Don Westacott is a Canadian. He graduated from the University of Alberta receiving a B.S. in Electrical Engineering. During his 33 years he has worked in the E & P industry in Canada, the U.S., Europe, the Middle East and the Far East. Don’s unconventional reservoir analysis work began in the early 1980’s when he worked for

Canadian Hunter Exploration. Don was also employed by Apache Corporation, Carigalli-Hess Malaysia, Restech Houston, and Newfield Exploration. His interest area lead to the publication of applications for NMR applied to reservoir characterization. Don recently joined Halliburton as Principal Advisor, Global Unconventional Reservoirs.

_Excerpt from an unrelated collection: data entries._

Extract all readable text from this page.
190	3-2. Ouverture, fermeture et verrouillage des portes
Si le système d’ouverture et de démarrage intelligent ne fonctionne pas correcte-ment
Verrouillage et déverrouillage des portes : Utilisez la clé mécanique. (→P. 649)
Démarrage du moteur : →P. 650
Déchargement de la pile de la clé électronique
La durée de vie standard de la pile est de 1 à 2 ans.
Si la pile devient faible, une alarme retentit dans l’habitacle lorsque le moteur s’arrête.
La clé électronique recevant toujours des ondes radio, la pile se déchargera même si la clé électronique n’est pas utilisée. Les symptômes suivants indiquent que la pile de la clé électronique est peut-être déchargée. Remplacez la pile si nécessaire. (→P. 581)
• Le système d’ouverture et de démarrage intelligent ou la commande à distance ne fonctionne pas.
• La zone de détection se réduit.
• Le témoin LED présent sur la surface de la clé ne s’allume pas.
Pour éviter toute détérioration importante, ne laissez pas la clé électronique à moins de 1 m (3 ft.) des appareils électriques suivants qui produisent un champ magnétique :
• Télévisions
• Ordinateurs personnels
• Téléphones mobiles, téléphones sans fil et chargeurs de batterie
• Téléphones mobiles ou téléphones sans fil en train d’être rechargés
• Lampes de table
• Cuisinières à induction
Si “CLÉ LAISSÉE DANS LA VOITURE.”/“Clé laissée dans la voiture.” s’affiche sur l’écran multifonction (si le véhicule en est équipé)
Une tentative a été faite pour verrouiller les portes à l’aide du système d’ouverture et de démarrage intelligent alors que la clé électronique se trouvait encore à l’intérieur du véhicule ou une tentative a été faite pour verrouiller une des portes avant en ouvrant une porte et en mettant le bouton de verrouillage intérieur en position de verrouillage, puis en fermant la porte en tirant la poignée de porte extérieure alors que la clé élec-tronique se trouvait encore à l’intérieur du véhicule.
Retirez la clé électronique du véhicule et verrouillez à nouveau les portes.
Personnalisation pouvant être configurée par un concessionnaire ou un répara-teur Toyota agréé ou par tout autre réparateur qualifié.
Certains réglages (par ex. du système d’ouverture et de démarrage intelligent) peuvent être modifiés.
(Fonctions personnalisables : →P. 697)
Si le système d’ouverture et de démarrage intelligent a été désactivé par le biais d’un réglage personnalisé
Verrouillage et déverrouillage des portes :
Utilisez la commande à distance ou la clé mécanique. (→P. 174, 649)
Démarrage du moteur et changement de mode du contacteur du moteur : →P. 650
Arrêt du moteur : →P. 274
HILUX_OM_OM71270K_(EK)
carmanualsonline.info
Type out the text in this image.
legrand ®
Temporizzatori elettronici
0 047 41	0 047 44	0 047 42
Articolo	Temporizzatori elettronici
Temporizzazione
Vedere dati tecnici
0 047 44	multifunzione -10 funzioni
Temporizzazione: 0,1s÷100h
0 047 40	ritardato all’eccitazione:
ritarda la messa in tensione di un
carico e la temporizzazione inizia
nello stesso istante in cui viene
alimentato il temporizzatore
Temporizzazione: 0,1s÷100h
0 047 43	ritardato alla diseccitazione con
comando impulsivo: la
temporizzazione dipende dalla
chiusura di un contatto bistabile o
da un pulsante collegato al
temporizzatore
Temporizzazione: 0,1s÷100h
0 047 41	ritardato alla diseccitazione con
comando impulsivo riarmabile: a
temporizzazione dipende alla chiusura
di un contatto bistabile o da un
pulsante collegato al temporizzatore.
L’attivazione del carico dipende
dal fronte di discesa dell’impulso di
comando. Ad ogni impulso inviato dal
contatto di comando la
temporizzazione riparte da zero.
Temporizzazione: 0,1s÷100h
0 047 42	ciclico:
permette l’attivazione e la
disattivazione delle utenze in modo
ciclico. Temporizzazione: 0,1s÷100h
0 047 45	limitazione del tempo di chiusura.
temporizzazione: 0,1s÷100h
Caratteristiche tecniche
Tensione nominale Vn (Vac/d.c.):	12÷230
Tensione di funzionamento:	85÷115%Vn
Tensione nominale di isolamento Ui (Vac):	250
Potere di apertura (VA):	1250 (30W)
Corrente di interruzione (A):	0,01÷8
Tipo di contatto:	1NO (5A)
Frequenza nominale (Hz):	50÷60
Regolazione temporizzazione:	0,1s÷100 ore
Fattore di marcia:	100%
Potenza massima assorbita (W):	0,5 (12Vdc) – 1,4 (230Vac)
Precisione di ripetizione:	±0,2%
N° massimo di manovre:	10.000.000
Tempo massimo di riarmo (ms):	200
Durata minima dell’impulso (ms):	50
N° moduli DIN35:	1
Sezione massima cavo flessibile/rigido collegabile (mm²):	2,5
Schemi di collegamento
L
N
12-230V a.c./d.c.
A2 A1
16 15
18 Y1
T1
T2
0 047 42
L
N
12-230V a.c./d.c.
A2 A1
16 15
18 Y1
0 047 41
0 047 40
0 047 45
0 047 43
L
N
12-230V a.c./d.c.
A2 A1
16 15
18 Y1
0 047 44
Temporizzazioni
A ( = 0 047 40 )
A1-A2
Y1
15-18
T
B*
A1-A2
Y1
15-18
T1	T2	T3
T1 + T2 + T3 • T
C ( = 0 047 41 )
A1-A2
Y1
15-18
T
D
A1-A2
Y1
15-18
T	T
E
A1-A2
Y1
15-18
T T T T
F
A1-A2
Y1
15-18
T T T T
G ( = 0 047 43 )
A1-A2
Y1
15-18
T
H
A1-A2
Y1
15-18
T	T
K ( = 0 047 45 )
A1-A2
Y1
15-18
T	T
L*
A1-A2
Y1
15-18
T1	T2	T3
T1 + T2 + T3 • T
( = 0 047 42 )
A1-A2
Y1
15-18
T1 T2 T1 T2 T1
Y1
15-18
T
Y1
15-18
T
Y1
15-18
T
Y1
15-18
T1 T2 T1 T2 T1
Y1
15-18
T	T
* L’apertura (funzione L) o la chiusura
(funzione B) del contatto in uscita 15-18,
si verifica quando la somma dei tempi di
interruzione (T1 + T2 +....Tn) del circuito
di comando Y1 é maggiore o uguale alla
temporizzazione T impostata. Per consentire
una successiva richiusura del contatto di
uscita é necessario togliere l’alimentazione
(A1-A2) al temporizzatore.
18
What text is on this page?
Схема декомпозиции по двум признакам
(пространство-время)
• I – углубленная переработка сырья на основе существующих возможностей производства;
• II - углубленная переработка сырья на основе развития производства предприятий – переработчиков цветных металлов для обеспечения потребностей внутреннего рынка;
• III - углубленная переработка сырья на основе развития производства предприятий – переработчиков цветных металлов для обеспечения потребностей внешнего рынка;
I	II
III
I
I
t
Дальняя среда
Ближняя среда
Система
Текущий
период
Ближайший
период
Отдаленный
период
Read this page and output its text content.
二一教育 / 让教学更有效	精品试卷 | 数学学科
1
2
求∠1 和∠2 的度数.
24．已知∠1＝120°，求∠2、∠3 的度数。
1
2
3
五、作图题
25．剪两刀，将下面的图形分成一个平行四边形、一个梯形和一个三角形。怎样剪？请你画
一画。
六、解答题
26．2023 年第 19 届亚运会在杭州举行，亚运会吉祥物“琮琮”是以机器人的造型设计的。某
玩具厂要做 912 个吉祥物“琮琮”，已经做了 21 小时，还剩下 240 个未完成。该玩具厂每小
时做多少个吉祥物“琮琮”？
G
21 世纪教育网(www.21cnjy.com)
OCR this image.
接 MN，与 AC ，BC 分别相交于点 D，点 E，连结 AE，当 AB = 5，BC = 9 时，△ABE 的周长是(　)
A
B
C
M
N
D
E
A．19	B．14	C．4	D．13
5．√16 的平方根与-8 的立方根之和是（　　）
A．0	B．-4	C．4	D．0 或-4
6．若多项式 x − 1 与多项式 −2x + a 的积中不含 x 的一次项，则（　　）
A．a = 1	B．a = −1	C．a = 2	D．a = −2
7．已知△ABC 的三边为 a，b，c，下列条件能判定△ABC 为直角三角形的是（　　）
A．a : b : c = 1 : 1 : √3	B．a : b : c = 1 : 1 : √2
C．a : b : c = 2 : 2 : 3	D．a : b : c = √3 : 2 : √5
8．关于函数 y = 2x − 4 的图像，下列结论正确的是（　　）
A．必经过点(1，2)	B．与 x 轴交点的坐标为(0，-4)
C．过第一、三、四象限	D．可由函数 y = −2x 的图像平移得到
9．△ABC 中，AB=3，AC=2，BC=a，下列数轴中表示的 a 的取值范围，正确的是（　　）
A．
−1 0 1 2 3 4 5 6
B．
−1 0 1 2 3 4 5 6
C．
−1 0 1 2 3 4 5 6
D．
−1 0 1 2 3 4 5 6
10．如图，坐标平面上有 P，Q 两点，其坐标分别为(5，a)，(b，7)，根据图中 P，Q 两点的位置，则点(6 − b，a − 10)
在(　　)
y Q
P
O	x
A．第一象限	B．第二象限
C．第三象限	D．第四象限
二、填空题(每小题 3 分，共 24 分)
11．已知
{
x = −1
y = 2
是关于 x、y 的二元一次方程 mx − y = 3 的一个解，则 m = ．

Jim Witkowsky is a Technical Advisor for Halliburton’s Petrophysics Technology Development Group working with GEM elementals and mineral analysis in shale plays. He graduated from the University of Pittsburgh with a degree in Chemical/Petroleum Engineering and began his career in 1986 as a general field engineer for Schlumberger, working primarily in the Gulf of Mexico. He joined NUMAR Corporation in 1992 to 1997 where he held various positions, including NMR field engineer for USA, Indonesia, and Australia, manager of Australia field operations, and petrophysicist. Following the merger, Jim was assigned to the Halliburton Formation and Reservoir Solutions Center as an NMR petrophysicist, responsible for client products, interpretations, and NMR training. He is a member of SPE and SPWLA.